A bacteria can stop Dengue-fever-carrying Aedes aegytpi mosquitoes from transmitting the virus
A common bacterium that infects mosquitoes is showing promise as a way to control the spread of dengue fever. Transmitted by the mosquito Aedes aegypti, dengue fever kills around 12,500 people a year. Unlike for malaria, bed nets are not effective in combating dengue as A. aegypti is active during the day. And concerns about rising resistance to insecticides has spurred the search for alternatives. A team led by Scott O'Neill, Dean of Science at Monash University in Melbourne, Australia, believe they may have the answer. In work published in Nature1,2 today, they reveal a strain of the bacterium Wolbachia pipientis that can stop the dengue virus from replicating in its mosquito host. They go on to show that this bacterium can rapidly spread through wild A. aegypti populations, suggesting it could be a viable control mechanism for dengue fever. "The presence of Wolbachia in mosquitoes completely blocks the ability of the dengue virus to grow in mosquitoes," O'Neill says. First principles In previous work, O'Neill and his colleagues showed that infecting female mosquitoes with the Wolbachia strain wMelPop-CLA could cut their lifespan by half. The aim was to fight dengue fever by killing infected mosquitoes early, before the virus could mature enough to be passed on to people. But this approach, which also reduces infected mosquitoes' rate of reproduction by 56%, is problematic, as it also limits infected mosquitoes' ability to pass the bacterium on. The solution, the group reports today, could lie in wMel. In caged field experiments, mosquitoes infected with this strain had lifespans, reproductive rates and offspring viability similar to that of uninfected controls. Further, the team did not find virus in the saliva of wMel-infected females, suggesting that the bacterium could block transmission of the disease. And, because it does not harm mosquitoes, the bacterium is more likely than its predecessor to spread successfully through wild populations. "It's an environmentally friendly approach that does not affect the mosquitoes, just the virus," says Flaminia Catteruccia, a molecular entomologist at Imperial College London, whose work has focused on controlling the malaria-carrying mosquitoes Anopheles gambiae. 
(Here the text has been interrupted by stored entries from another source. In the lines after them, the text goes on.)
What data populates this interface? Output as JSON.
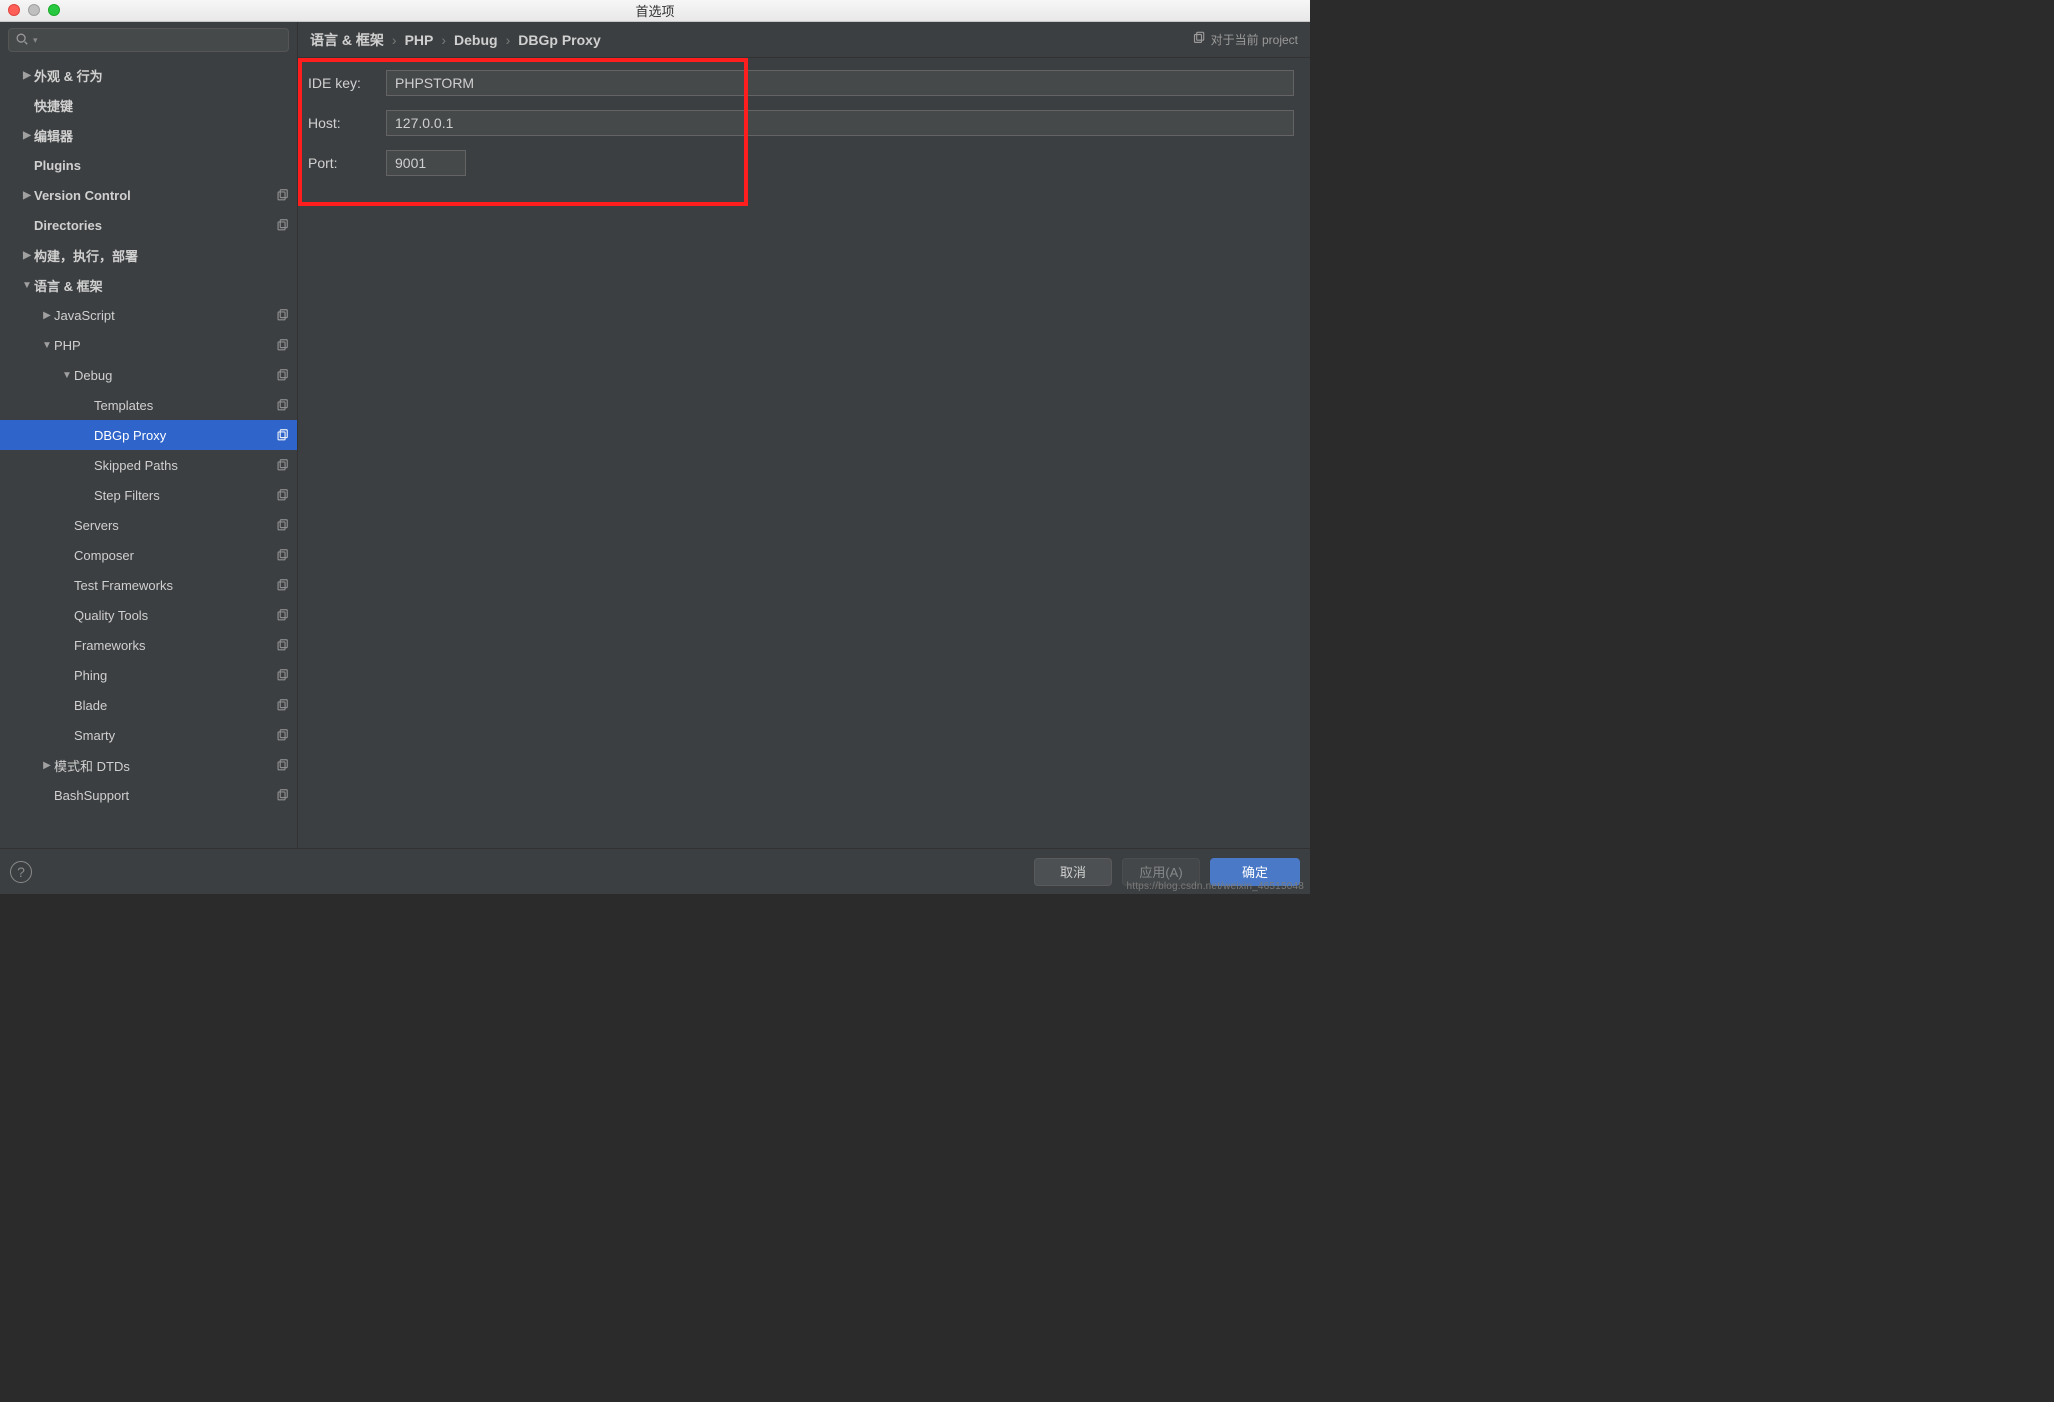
{
  "colors": {
    "accent": "#2f65ca",
    "highlight": "#ff1e1e"
  },
  "titlebar": {
    "title": "首选项"
  },
  "search": {
    "placeholder": ""
  },
  "sidebar": {
    "items": [
      {
        "label": "外观 & 行为",
        "bold": true,
        "arrow": "right",
        "indent": 1,
        "copy": false
      },
      {
        "label": "快捷键",
        "bold": true,
        "arrow": "",
        "indent": 1,
        "copy": false
      },
      {
        "label": "编辑器",
        "bold": true,
        "arrow": "right",
        "indent": 1,
        "copy": false
      },
      {
        "label": "Plugins",
        "bold": true,
        "arrow": "",
        "indent": 1,
        "copy": false
      },
      {
        "label": "Version Control",
        "bold": true,
        "arrow": "right",
        "indent": 1,
        "copy": true
      },
      {
        "label": "Directories",
        "bold": true,
        "arrow": "",
        "indent": 1,
        "copy": true
      },
      {
        "label": "构建，执行，部署",
        "bold": true,
        "arrow": "right",
        "indent": 1,
        "copy": false
      },
      {
        "label": "语言 & 框架",
        "bold": true,
        "arrow": "down",
        "indent": 1,
        "copy": false
      },
      {
        "label": "JavaScript",
        "bold": false,
        "arrow": "right",
        "indent": 2,
        "copy": true
      },
      {
        "label": "PHP",
        "bold": false,
        "arrow": "down",
        "indent": 2,
        "copy": true
      },
      {
        "label": "Debug",
        "bold": false,
        "arrow": "down",
        "indent": 3,
        "copy": true
      },
      {
        "label": "Templates",
        "bold": false,
        "arrow": "",
        "indent": 4,
        "copy": true
      },
      {
        "label": "DBGp Proxy",
        "bold": false,
        "arrow": "",
        "indent": 4,
        "copy": true,
        "selected": true
      },
      {
        "label": "Skipped Paths",
        "bold": false,
        "arrow": "",
        "indent": 4,
        "copy": true
      },
      {
        "label": "Step Filters",
        "bold": false,
        "arrow": "",
        "indent": 4,
        "copy": true
      },
      {
        "label": "Servers",
        "bold": false,
        "arrow": "",
        "indent": 3,
        "copy": true
      },
      {
        "label": "Composer",
        "bold": false,
        "arrow": "",
        "indent": 3,
        "copy": true
      },
      {
        "label": "Test Frameworks",
        "bold": false,
        "arrow": "",
        "indent": 3,
        "copy": true
      },
      {
        "label": "Quality Tools",
        "bold": false,
        "arrow": "",
        "indent": 3,
        "copy": true
      },
      {
        "label": "Frameworks",
        "bold": false,
        "arrow": "",
        "indent": 3,
        "copy": true
      },
      {
        "label": "Phing",
        "bold": false,
        "arrow": "",
        "indent": 3,
        "copy": true
      },
      {
        "label": "Blade",
        "bold": false,
        "arrow": "",
        "indent": 3,
        "copy": true
      },
      {
        "label": "Smarty",
        "bold": false,
        "arrow": "",
        "indent": 3,
        "copy": true
      },
      {
        "label": "模式和 DTDs",
        "bold": false,
        "arrow": "right",
        "indent": 2,
        "copy": true
      },
      {
        "label": "BashSupport",
        "bold": false,
        "arrow": "",
        "indent": 2,
        "copy": true
      }
    ]
  },
  "breadcrumbs": {
    "segments": [
      "语言 & 框架",
      "PHP",
      "Debug",
      "DBGp Proxy"
    ],
    "separator": "›",
    "scope_label": "对于当前 project"
  },
  "form": {
    "ide_key": {
      "label": "IDE key:",
      "value": "PHPSTORM"
    },
    "host": {
      "label": "Host:",
      "value": "127.0.0.1"
    },
    "port": {
      "label": "Port:",
      "value": "9001"
    }
  },
  "footer": {
    "help": "?",
    "cancel": "取消",
    "apply": "应用(A)",
    "ok": "确定"
  },
  "watermark": "https://blog.csdn.net/weixin_46515048"
}
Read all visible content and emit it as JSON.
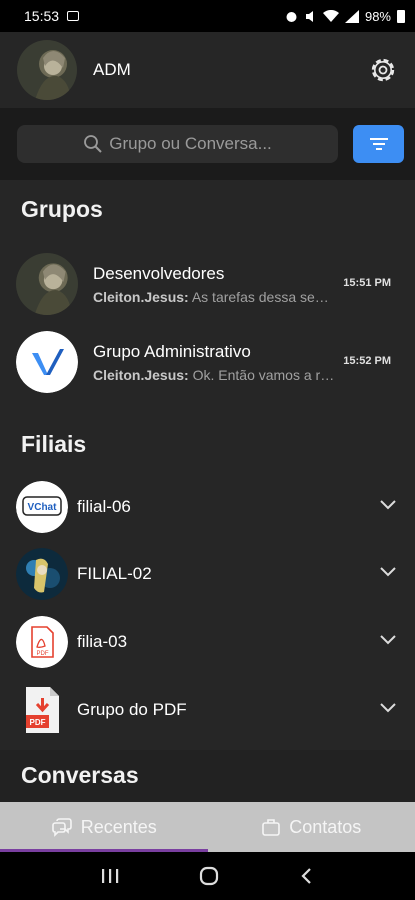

How wMel stops the virus from replicating is "not fully understood", says O'Neill. But he says mounting evidence suggests that the bacteria "compete for limited sub-cellular resources required by the virus for replication". Into the wild In an open field trial in two relatively remote areas in Australia, the team released more than 300,000 adult mosquitoes infected with the wMel Wolbachia strain into wild A. aegypti populations over a period of 9–10 weeks. Five weeks later, nearly all the wild mosquitoes tested were infected. "This is the first case where wild insect populations have been transformed to reduce their ability to act as vectors of human disease agents," the authors write. They now plan to run large trials over the next 2–3 years to test the approach in countries where dengue fever is endemic. If the trials go well, their method could be implemented as a control mechanism "immediately afterwards", says O'Neill.